Le 10 septembre, Elyes Fakhfekh a déclaré lors d’une émission télévisée sur Watanya 1, que les résultats préliminaires de l’audit seraient déjà prêts malgré le fait que l’audit de la BNA a commencé en retard. Afin de distinguer mensonges et vérités, nous avons contacté par courrier électronique Laurent Gonnet, spécialiste senior du secteur financier de la Banque Mondiale qui suit l’audit des banques publiques de très près. A notre grande surprise, il a démenti ce que Elyes Fakhfakh, ministre des finances a déclaré la veille. Selon Laurent Gonnet, l’audit est toujours en cours, nous répond-il dans un autre courrier. Il est encore trop tôt, a-t-il jugé pour avoir des données, surtout que l’audit de la BNA n’aurait selon lui toujours pas commencé. Quant à l’estimation de la somme nécessaire à la restructuration des banques publiques qui serait budgétisée dans la prochaine loi des finances, elle n’aurait pas pu être évaluée en se basant sur les résultats de l’audit, mais plutôt sur la base d’estimations faites depuis 2012.
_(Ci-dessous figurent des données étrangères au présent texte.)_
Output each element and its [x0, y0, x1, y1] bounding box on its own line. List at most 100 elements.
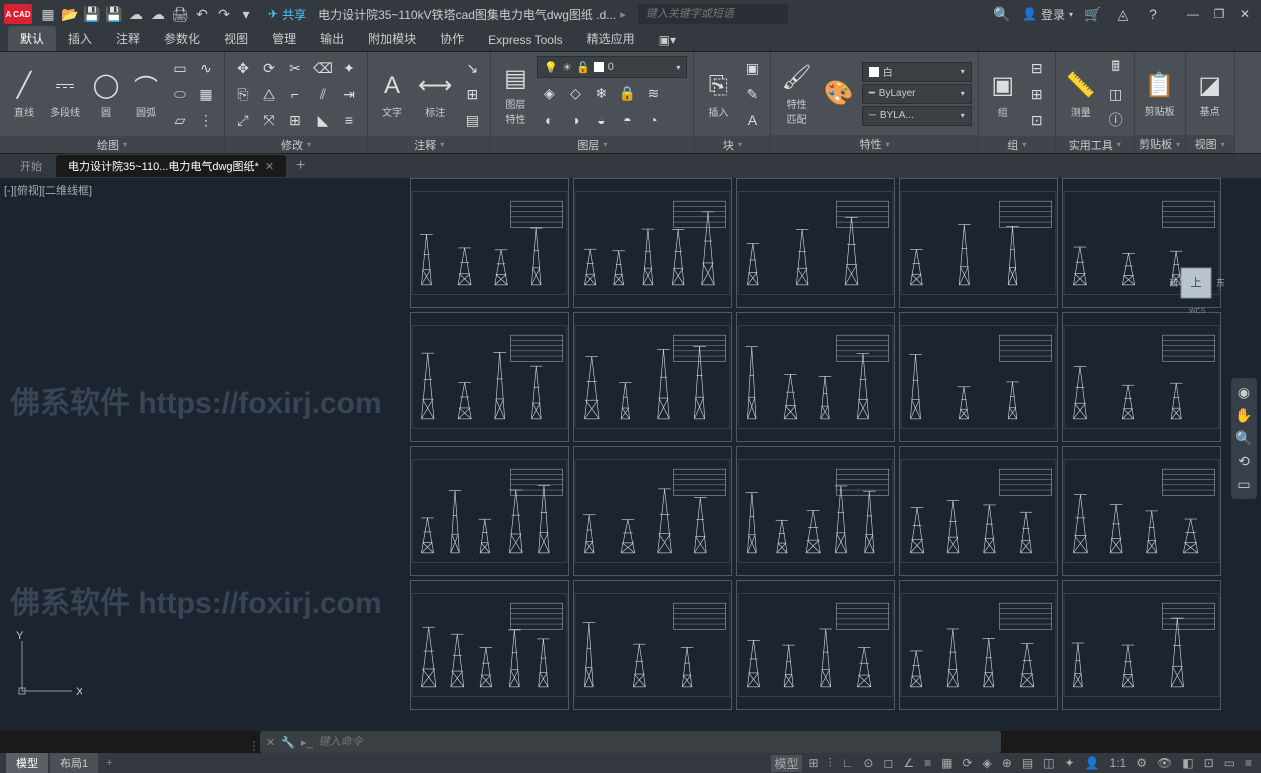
linetype-selector[interactable]: ─BYLA...▾ [862, 106, 972, 126]
qat-dropdown-icon[interactable]: ▾ [236, 4, 256, 24]
lwt-icon[interactable]: ≡ [921, 756, 934, 770]
minimize-icon[interactable]: — [1181, 7, 1205, 21]
trim-icon[interactable]: ✂ [283, 56, 307, 80]
tab-annotate[interactable]: 注释 [104, 26, 152, 51]
line-button[interactable]: ╱直线 [6, 68, 42, 121]
polar-icon[interactable]: ⊙ [860, 756, 876, 770]
color-selector[interactable]: 白▾ [862, 62, 972, 82]
rect-icon[interactable]: ▭ [168, 56, 192, 80]
close-icon[interactable]: ✕ [1233, 7, 1257, 21]
ungroup-icon[interactable]: ⊟ [1025, 56, 1049, 80]
model-tab[interactable]: 模型 [6, 753, 48, 773]
restore-icon[interactable]: ❐ [1207, 7, 1231, 21]
tab-overflow-icon[interactable]: ▣▾ [647, 29, 688, 51]
panel-layers-title[interactable]: 图层 [491, 136, 693, 153]
fillet-icon[interactable]: ⌐ [283, 82, 307, 106]
search-input[interactable] [638, 4, 788, 24]
viewport-label[interactable]: [-][俯视][二维线框] [4, 182, 92, 198]
panel-view-title[interactable]: 视图 [1186, 135, 1234, 153]
drawing-sheet[interactable] [736, 580, 895, 710]
tab-featured[interactable]: 精选应用 [575, 26, 647, 51]
autodesk-icon[interactable]: ◬ [1113, 4, 1133, 24]
grid-icon[interactable]: ⊞ [806, 756, 822, 770]
tab-view[interactable]: 视图 [212, 26, 260, 51]
mtext-icon[interactable]: ▤ [460, 108, 484, 132]
drawing-area[interactable]: [-][俯视][二维线框] 佛系软件 https://foxirj.com 佛系… [0, 178, 1261, 731]
layer-freeze-icon[interactable]: ❄ [589, 81, 613, 105]
base-button[interactable]: ◪基点 [1192, 67, 1228, 120]
layer-del-icon[interactable]: ◓ [615, 108, 639, 132]
align-icon[interactable]: ≡ [337, 108, 361, 132]
drawing-sheet[interactable] [573, 312, 732, 442]
nav-wheel-icon[interactable]: ◉ [1238, 384, 1250, 401]
id-icon[interactable]: ⓘ [1104, 108, 1128, 132]
qp-icon[interactable]: ▤ [1019, 756, 1036, 770]
add-tab-icon[interactable]: + [288, 157, 313, 175]
layer-off-icon[interactable]: ◇ [563, 81, 587, 105]
drawing-sheet[interactable] [736, 312, 895, 442]
layer-merge-icon[interactable]: ◒ [589, 108, 613, 132]
array-icon[interactable]: ⊞ [283, 108, 307, 132]
drawing-sheet[interactable] [899, 446, 1058, 576]
circle-button[interactable]: ◯圆 [88, 68, 124, 121]
stretch-icon[interactable]: ⤢ [231, 108, 255, 132]
drawing-sheet[interactable] [736, 178, 895, 308]
layout1-tab[interactable]: 布局1 [50, 753, 98, 773]
table-icon[interactable]: ⊞ [460, 82, 484, 106]
tab-drawing[interactable]: 电力设计院35~110...电力电气dwg图纸* ✕ [56, 155, 286, 177]
drawing-sheet[interactable] [736, 446, 895, 576]
tab-collaborate[interactable]: 协作 [428, 26, 476, 51]
tab-output[interactable]: 输出 [308, 26, 356, 51]
otrack-icon[interactable]: ∠ [900, 756, 917, 770]
share-button[interactable]: ✈ 共享 [268, 6, 306, 23]
custom-icon[interactable]: ≡ [1242, 756, 1255, 770]
panel-props-title[interactable]: 特性 [771, 135, 977, 153]
arc-button[interactable]: ⌒圆弧 [128, 68, 164, 121]
search-icon[interactable]: 🔍 [992, 4, 1012, 24]
drawing-sheet[interactable] [410, 312, 569, 442]
save-icon[interactable]: 💾 [82, 4, 102, 24]
scale-icon[interactable]: 1:1 [1107, 756, 1130, 770]
snap-icon[interactable]: ⫶ [826, 756, 835, 771]
offset-icon[interactable]: ⫽ [311, 82, 335, 106]
group-edit-icon[interactable]: ⊞ [1025, 82, 1049, 106]
calc-icon[interactable]: 🖩 [1104, 56, 1128, 80]
saveas-icon[interactable]: 💾 [104, 4, 124, 24]
drawing-sheet[interactable] [573, 178, 732, 308]
nav-zoom-icon[interactable]: 🔍 [1235, 430, 1252, 447]
create-block-icon[interactable]: ▣ [740, 56, 764, 80]
command-line[interactable]: ✕ 🔧 ▸_ [260, 731, 1001, 753]
rotate-icon[interactable]: ⟳ [257, 56, 281, 80]
cloud-save-icon[interactable]: ☁ [148, 4, 168, 24]
hw-icon[interactable]: ⊡ [1201, 756, 1217, 770]
extend-icon[interactable]: ⇥ [337, 82, 361, 106]
group-button[interactable]: ▣组 [985, 68, 1021, 121]
move-icon[interactable]: ✥ [231, 56, 255, 80]
group-sel-icon[interactable]: ⊡ [1025, 108, 1049, 132]
cloud-open-icon[interactable]: ☁ [126, 4, 146, 24]
erase-icon[interactable]: ⌫ [311, 56, 335, 80]
panel-draw-title[interactable]: 绘图 [0, 136, 224, 153]
polyline-button[interactable]: ⎓多段线 [46, 68, 84, 121]
drawing-sheet[interactable] [410, 446, 569, 576]
color-wheel-button[interactable]: 🎨 [820, 76, 858, 112]
panel-block-title[interactable]: 块 [694, 136, 770, 153]
layer-match-icon[interactable]: ≋ [641, 81, 665, 105]
text-button[interactable]: A文字 [374, 68, 410, 121]
layerprop-button[interactable]: ▤图层 特性 [497, 60, 533, 128]
modelspace-button[interactable]: 模型 [771, 755, 801, 772]
undo-icon[interactable]: ↶ [192, 4, 212, 24]
explode-icon[interactable]: ✦ [337, 56, 361, 80]
chamfer-icon[interactable]: ◣ [311, 108, 335, 132]
nav-show-icon[interactable]: ▭ [1237, 476, 1250, 493]
layer-walk-icon[interactable]: ◑ [563, 108, 587, 132]
layer-prev-icon[interactable]: ◐ [537, 108, 561, 132]
ws-icon[interactable]: ⚙ [1133, 756, 1150, 770]
layer-iso-icon[interactable]: ◈ [537, 81, 561, 105]
clean-icon[interactable]: ▭ [1221, 756, 1238, 770]
tab-addins[interactable]: 附加模块 [356, 26, 428, 51]
measure-button[interactable]: 📏测量 [1062, 68, 1100, 121]
insert-button[interactable]: ⎘插入 [700, 68, 736, 121]
paste-button[interactable]: 📋剪贴板 [1141, 67, 1179, 120]
cmd-wrench-icon[interactable]: 🔧 [281, 736, 295, 749]
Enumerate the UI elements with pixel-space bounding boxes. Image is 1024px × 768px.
Par contre, ce qui a vraiment attiré notre attention dans la réponse de Laurent Gonnet, c’est qu’il nous a déclaré que de toute façon la Banque Mondiale n’a pas accès aux résultats de l’audit. Sachant que la Banque mondiale à déjà exposé au ministre des finances des propositions pour restructurer les banques publiques, nous nous demandons sur quelles données s’est basé la Banque Mondiale pour orienter sa proposition ? La Banque Mondiale essaierait-elle donc d’imposer encore une fois l’une de ses solutions préconçues sans attendre le résultat de l’audit ? Pire encore ! Lorsque nous avons demandé à Laurent Gonnet de nous communiquer les documents qui ont été présentés à Fakhfakh, il nous a répondu d’abord qu’il ne peut malheureusement pas donner de suite favorable à notre demande. Il nous a déclaré que c’est le ministère des finances qui est le commanditaire de ce travail, et qui en est aussi désormais le propriétaire exclusif. Il lui appartient de décider si oui ou non ce rapport pouvait être rendu public. Heureusement, il nous avait promis de demander au Chef de cabinet si la Banque Mondiale pouvait les divulguer. Sauf que quelques temps plus tard, Laurent Gonnet nous a répondu que “les documents qui sont entre les mains du Ministère des Finances sont des documents de travail et n’ont à mon avis pas vocation à être diffusés”. Pourtant, le premier principe directeur de la nouvelle politique d’accès à l’information de la Banque Mondiale est de “porter à son maximum l’accès à l’information”. De plus que les informations que nous avons demandées n’entrent pas dans la liste exhaustive des exceptions.

La mauvaise gouvernance et le manque de transparence sont considérés comme les principales défaillances structurelles des banques publiques. Il est ironique de voir aujourd’hui les acteurs chargés de la restructuration de ces banques suivre la même politique basée sur l’opacité des processus de prise de décision et l’infraction des lois et des chartes.